Macbeth (Rory Kinnear) and Banquo (Kevin Harvey) just fought successfully for King Duncan (Stephen Boxer) and are finally on their way home. In the woods, they meet three witches who predict, among other things, that Macbeth will become King. Spurred on by that prophecy and uncontent to just wait for it to come true, Macbeth and his wife (Anne-Marie Duff) hatch the plan to help things along when Duncan comes to visit. But murder comes with moral consequences – and it might not be the only thing necessary to make Macbeth King.

This version of Macbeth has its strong moments and I have definitely seen worse productions, but I’ve also seen better.

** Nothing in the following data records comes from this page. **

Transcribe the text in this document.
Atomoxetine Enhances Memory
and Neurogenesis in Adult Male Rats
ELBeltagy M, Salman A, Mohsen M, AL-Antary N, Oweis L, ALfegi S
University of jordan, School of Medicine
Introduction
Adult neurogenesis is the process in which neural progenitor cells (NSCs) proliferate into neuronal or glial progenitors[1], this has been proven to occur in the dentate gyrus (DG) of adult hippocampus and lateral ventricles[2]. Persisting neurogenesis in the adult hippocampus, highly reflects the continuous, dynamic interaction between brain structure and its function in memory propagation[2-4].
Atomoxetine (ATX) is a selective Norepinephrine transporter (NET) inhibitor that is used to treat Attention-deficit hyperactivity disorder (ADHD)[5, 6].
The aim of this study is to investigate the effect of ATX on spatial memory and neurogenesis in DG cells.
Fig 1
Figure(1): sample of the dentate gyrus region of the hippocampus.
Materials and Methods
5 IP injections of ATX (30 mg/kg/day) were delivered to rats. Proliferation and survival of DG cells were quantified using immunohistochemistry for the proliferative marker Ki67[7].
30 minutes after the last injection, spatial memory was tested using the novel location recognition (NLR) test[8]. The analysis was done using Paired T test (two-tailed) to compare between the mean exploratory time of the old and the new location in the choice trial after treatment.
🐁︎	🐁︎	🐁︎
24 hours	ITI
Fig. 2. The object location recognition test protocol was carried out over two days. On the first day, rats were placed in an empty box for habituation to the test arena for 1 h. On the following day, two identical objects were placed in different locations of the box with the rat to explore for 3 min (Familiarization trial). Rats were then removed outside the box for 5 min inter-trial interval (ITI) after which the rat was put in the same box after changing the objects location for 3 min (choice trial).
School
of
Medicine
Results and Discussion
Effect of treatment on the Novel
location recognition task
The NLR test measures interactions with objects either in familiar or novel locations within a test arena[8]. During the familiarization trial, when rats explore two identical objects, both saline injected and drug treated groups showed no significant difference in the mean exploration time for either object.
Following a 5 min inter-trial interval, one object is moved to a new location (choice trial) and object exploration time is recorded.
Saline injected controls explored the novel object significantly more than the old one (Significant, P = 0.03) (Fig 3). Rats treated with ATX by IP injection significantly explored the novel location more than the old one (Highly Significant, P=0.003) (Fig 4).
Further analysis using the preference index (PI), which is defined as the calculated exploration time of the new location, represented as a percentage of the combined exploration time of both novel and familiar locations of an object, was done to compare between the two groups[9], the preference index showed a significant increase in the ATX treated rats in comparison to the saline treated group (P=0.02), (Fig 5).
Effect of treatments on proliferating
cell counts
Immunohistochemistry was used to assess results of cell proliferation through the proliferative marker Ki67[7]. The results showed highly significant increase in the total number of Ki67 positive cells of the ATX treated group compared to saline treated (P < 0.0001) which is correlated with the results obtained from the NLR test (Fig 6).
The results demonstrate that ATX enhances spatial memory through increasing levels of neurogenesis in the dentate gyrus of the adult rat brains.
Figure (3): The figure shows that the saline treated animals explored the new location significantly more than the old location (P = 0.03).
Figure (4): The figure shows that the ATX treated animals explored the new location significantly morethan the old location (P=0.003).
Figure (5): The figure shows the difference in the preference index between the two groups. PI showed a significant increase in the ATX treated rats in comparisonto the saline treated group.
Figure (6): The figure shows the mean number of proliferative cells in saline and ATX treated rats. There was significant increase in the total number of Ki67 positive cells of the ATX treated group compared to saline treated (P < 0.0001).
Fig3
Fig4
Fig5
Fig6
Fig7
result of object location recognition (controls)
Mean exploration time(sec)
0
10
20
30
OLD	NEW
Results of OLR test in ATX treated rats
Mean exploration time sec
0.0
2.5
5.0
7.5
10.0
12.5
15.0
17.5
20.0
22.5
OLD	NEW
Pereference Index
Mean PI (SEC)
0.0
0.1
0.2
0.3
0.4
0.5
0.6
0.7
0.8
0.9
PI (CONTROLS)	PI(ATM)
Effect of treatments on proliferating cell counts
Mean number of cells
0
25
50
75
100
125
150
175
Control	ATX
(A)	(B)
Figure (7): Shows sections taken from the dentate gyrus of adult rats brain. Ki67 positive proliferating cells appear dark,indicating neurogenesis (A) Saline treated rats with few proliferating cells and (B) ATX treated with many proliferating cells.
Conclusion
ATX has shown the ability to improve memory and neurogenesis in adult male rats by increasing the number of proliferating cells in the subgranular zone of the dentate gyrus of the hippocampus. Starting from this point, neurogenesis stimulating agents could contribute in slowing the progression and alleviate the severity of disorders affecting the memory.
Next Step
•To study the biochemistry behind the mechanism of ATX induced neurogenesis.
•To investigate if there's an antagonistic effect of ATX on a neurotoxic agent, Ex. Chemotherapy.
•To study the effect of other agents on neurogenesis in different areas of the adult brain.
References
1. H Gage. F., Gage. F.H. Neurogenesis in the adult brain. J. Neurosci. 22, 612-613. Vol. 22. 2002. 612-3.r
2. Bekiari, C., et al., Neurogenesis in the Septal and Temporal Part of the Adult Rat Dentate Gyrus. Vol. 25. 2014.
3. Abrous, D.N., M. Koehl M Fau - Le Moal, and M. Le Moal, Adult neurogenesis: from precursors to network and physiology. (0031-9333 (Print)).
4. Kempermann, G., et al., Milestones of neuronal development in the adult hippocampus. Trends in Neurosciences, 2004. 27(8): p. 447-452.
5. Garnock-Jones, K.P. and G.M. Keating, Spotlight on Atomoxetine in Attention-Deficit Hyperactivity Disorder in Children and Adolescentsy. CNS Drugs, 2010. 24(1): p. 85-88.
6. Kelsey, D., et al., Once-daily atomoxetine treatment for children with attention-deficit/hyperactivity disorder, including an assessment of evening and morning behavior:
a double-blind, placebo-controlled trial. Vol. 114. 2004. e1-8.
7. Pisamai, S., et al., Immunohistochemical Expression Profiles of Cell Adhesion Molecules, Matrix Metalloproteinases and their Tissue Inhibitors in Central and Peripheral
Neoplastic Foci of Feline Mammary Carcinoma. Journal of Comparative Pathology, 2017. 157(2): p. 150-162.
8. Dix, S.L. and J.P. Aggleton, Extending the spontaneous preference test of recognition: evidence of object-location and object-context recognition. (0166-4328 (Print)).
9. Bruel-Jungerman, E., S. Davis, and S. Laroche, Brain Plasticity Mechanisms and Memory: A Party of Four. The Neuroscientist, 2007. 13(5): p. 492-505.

They did some trimming of Shakespeare’s play, which is definitely not a mistake. Nevertheless, it did take a while to find its groove. As it goes with that kind of thing, I did end up missing a few things that were cut. In particular, I felt that Lady Macbeth got kind of lost in this version of the play. Of course, I can’t say for certain if it was the cuts or the directing (I don’t think it was Duff’s performance), but I wanted to see more of Lady Macbeth.

Kinnear was a great Macbeth and manages to be very present. But my personal favorite in this production was Patrick O’Kane as Macduff. For me, he really cut to the heart of the character and his performance was beautiful to watch.

The stage design was okay, but didn’t blow me away. The play was at its strongest when it cut a little loose and leaned into the fantastical elements of the story, like when it uses the masks. Or when it features the Witches who were really awesome. They made all kinds of creepy sounds (must have been exhausting for the actresses) and it worked very well.

Ultimately, though, the production falls just short of the mark, despite its good qualities. Maybe it would have worked better if it had been longer since I’d last seen a production of Macbeth (although I say that given the complete absence of a countdown in this production, it was the better of the two), but as is, it just left me shrugging.